Siendo obediente a su llamado, Teresa comenzó a caminar por las inmundas calles, buscando personas a quienes amar.

En primer lugar, encontró niños necesitados de educación. Los reunió en una choza de barro. No tenía muebles, libros, pizarrón, papel ni lápices, pero comenzó a enseñarles de alguna manera. Escribía las lecciones en el piso de tierra de la choza.

Luego, Mamá Teresa encontró gente moribunda, que necesitaba mucho amor. Los encontró tirados en las calles, donde las cucarachas y los ratones paseaban sobre ellos. Los alimentó, los curó, les dio ropas, e hizo que se sintieran amados nuevamente.

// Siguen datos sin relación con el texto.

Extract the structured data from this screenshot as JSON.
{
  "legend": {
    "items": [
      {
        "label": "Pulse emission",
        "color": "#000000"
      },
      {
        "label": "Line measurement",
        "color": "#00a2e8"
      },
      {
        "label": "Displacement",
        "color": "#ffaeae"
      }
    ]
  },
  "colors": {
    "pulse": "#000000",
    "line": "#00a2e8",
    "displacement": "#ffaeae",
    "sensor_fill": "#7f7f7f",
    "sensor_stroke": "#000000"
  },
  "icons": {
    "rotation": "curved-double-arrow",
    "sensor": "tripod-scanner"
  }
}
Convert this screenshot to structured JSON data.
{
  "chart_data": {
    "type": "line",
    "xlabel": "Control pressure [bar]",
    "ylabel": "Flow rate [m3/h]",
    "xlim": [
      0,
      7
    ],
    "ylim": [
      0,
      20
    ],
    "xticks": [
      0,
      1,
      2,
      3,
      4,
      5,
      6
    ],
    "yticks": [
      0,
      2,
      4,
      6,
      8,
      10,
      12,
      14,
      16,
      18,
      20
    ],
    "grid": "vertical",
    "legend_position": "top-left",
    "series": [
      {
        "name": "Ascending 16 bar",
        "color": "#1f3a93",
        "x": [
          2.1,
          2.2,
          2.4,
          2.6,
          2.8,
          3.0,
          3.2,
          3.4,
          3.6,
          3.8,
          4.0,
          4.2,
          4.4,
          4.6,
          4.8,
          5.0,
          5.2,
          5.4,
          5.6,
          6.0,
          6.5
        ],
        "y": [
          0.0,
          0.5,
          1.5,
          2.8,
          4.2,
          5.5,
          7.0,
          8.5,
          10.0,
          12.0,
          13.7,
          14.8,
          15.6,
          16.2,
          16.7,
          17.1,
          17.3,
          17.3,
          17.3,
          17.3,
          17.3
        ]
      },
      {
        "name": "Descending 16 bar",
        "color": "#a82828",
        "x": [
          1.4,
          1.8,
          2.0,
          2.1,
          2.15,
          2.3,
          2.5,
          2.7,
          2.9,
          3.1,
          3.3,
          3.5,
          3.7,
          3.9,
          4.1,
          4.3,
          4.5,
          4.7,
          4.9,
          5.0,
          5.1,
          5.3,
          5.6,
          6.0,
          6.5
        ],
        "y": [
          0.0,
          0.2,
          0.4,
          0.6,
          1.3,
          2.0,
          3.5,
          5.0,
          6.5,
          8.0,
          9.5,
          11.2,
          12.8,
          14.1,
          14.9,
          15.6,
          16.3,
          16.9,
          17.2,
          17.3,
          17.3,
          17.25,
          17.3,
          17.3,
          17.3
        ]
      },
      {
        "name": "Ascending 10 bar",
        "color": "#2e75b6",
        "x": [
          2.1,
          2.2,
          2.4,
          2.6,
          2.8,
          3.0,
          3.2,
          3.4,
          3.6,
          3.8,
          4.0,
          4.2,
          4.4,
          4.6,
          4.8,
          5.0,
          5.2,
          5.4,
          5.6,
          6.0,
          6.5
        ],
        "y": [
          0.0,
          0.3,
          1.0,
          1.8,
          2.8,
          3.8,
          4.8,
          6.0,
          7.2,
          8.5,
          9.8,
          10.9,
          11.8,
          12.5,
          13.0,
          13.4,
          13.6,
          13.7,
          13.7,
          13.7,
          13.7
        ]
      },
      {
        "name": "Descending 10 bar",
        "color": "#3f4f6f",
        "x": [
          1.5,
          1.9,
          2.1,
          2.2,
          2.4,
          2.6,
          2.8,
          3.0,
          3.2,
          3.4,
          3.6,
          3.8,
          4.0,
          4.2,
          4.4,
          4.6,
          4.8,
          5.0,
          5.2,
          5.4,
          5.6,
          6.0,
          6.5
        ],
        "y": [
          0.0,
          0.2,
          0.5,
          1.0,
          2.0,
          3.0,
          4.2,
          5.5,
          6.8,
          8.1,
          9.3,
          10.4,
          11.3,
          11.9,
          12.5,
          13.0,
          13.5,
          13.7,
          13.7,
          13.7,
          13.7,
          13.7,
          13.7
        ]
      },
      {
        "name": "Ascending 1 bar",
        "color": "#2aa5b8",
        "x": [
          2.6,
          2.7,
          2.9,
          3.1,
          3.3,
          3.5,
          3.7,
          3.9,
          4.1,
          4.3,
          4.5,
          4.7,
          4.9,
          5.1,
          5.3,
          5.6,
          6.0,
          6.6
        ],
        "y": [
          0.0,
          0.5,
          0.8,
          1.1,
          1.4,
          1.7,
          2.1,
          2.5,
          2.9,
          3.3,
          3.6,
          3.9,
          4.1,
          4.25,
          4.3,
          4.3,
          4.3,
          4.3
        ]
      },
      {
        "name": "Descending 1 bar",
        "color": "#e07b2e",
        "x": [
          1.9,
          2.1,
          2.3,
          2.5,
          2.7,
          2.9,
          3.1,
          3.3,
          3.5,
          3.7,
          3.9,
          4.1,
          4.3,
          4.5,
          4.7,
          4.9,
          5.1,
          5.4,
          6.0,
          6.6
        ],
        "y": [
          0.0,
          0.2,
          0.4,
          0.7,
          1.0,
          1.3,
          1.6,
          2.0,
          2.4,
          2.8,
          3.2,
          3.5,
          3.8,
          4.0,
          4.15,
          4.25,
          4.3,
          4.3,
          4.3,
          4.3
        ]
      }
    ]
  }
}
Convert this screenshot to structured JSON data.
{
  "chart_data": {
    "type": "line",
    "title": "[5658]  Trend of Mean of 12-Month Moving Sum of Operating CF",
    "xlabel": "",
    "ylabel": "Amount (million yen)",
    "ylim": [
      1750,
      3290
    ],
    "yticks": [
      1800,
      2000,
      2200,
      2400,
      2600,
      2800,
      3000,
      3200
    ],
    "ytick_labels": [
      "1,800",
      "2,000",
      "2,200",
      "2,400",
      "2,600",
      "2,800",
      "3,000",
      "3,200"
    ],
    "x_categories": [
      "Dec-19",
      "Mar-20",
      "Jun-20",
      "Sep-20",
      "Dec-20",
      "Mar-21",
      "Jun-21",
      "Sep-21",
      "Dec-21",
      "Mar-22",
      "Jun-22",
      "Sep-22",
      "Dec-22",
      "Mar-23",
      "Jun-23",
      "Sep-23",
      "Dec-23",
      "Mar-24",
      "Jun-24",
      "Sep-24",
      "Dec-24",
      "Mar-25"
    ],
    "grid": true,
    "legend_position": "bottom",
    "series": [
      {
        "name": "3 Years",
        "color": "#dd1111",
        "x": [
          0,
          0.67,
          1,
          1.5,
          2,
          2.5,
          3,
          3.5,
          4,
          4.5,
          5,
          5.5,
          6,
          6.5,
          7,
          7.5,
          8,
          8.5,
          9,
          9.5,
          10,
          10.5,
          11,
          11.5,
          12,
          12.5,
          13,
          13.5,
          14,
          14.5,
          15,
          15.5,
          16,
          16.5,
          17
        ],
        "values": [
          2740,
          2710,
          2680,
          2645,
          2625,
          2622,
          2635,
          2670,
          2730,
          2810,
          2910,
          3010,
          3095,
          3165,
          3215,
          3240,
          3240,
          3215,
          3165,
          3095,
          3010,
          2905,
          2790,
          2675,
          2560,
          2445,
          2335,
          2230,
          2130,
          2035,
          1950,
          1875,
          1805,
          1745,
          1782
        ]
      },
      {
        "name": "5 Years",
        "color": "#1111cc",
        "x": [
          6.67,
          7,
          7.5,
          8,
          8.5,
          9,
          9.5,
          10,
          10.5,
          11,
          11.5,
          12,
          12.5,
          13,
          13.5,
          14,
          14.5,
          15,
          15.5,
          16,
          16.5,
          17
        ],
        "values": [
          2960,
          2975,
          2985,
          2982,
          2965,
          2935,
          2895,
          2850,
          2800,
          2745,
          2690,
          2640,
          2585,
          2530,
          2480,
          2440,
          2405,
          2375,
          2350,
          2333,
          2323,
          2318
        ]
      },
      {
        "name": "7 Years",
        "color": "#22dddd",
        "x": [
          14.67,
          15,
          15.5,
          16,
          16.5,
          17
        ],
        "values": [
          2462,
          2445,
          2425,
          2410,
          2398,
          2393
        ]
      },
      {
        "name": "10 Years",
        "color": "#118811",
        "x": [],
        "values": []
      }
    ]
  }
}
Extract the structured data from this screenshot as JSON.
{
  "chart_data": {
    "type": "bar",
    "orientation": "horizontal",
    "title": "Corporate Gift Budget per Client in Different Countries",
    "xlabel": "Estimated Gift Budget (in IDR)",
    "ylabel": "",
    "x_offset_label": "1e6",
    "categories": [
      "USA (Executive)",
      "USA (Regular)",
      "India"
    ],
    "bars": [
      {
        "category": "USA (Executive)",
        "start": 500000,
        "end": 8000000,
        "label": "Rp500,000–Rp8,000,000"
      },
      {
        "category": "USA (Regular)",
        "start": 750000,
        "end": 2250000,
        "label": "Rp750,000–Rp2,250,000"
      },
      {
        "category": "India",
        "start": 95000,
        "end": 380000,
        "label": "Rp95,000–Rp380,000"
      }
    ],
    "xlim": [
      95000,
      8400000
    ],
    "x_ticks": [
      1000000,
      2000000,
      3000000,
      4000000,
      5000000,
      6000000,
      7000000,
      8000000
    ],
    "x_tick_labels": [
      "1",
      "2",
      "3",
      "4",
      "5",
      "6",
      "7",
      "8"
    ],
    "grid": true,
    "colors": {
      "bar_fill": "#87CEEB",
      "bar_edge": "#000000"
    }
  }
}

Después de ello, decidió establecer un hogar para niños desamparados. Salía por la ciudad recogiendo a bebecitos que habían sido abandonados en los montones de basura. Los curó, los alimentó, y les encontró padres cariñosos que los adoptaran.

Su siguiente proyecto fue construir un hogar para leprosos, los peores parias de la sociedad hindú. Luego se dio a la tarea de velar por los retrasados mentales, que todo el mundo despreciaba.

En 1979, Mamá Teresa ganó el Premio Nobel de la Paz. Sus palabras al recibirlo fueron:

«Recibo este premio en nombre de los que padecen hambre, los que no tienen hogar, de los lisiados y de todos aquellos que son despreciados y que sienten que no son amados: los parias de la sociedad”.

«No soy más que un pequeño lápiz en la mano de Dios -dijo cierta vez-. Dios está escribiendo su carta de amor al mundo de esta manera, por medio de las obras piadosas”.

¿No quisieras ser un «pequeño lápiz” en las manos de Dios el día de hoy, para decirle al mundo que Dios lo ama?